Eric M. Wilcots is the dean of the College of Letters & Science, having been named to the position after serving as interim dean from August 2019-May 2020. He serves as the chief academic and executive officer of the college, with responsibility for its instructional, research and outreach environment, including oversight of its $356 million budget, faculty recruitment and retention, advancement and external relations, student academic affairs, and climate.
Prior to assuming the role, Wilcots served as deputy dean, charged with overseeing the college’s efforts on a wide range of initiatives, including inclusivity/diversity, undergraduate education enhancement, research initiatives and research services. He is also the Mary C. Jacoby Professor in the Department of Astronomy, a department he joined in 1995 and chaired from 2005-2008.
From 2008-2018, Wilcots served as the College of Letters & Science’s associate dean for natural sciences, where he was responsible for administrative oversight of 11 academic departments in the mathematical, physical, and biological sciences.

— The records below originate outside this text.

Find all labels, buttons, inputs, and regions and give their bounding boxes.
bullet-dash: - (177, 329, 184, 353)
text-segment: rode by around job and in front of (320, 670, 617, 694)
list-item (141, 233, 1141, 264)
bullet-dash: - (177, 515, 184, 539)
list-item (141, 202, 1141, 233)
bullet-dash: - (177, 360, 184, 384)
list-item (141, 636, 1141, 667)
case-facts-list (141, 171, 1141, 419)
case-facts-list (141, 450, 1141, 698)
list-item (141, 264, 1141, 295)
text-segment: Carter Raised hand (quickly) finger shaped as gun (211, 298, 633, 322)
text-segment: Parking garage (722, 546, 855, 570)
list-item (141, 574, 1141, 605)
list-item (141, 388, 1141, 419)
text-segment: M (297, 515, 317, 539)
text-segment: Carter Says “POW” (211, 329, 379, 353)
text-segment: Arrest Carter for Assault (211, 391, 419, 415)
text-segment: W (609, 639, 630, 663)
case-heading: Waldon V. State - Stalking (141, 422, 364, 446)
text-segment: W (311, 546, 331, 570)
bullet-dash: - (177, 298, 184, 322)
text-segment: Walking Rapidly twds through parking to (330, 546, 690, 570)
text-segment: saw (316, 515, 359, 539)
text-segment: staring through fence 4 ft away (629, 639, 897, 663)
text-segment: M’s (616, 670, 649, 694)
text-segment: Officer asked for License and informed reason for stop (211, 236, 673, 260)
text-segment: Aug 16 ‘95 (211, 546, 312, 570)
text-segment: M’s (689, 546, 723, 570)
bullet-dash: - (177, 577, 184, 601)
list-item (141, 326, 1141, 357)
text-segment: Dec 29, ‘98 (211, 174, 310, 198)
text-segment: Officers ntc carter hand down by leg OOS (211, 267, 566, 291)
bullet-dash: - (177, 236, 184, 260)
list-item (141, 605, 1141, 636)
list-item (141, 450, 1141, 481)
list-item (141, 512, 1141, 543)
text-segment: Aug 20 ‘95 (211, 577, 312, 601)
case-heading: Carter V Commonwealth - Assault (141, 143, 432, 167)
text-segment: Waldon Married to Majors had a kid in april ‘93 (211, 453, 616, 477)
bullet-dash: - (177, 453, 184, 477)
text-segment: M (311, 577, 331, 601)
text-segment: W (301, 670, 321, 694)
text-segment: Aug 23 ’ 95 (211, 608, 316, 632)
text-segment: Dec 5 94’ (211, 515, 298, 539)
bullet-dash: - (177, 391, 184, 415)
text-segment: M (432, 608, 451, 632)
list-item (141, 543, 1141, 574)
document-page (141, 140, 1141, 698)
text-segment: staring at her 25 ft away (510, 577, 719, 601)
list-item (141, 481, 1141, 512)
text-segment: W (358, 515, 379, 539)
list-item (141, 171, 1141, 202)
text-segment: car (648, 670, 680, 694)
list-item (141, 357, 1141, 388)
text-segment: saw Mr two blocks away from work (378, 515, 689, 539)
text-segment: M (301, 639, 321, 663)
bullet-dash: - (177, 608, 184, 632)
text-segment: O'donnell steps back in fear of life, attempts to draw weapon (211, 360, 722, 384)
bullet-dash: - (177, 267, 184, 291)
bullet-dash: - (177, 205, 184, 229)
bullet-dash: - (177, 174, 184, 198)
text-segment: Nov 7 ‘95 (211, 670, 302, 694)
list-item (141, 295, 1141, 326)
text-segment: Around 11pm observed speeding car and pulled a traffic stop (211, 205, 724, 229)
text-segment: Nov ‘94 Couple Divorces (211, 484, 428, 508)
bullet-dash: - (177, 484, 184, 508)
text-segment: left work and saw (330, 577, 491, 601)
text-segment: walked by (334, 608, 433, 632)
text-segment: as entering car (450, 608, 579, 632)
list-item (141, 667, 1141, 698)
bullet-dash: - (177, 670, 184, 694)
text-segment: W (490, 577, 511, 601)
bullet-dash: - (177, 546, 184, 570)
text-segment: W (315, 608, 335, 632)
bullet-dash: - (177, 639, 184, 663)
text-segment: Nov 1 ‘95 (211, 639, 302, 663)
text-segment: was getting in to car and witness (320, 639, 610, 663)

Wilcots’s research focuses on the evolution and environment of galaxies and groups in which they reside through the lens of radio wavelengths. Prior to moving to Madison, he was a Karl Jansky Postdoctoral Fellow at the National Radio Astronomy Observatory in Socorro, New Mexico, and he continues that line of research through the UW’s involvement in the Southern African Large Telescope (SALT) project, the largest single-aperture optical telescope in the southern hemisphere.
In addition to his academic research and classroom work – he’s won two teaching awards during his time at UW, including the Chancellor’s Inclusive Excellence Teaching Award – Wilcots is dedicated to promoting outreach and the Wisconsin Idea. He’s the current co-chair of the statewide steering committee for the Wisconsin Science Festival, has led the Universe in the Park outreach program and was instrumental in the Origins Project, an award-winning, UW-created multimedia effort to explain and contextualize the SALT project and UW’s broader scientific collaboration with South Africa. Wilcots received his undergraduate degree in astrophysical sciences from Princeton University and his Ph.D. in Astronomy from the University of Washington.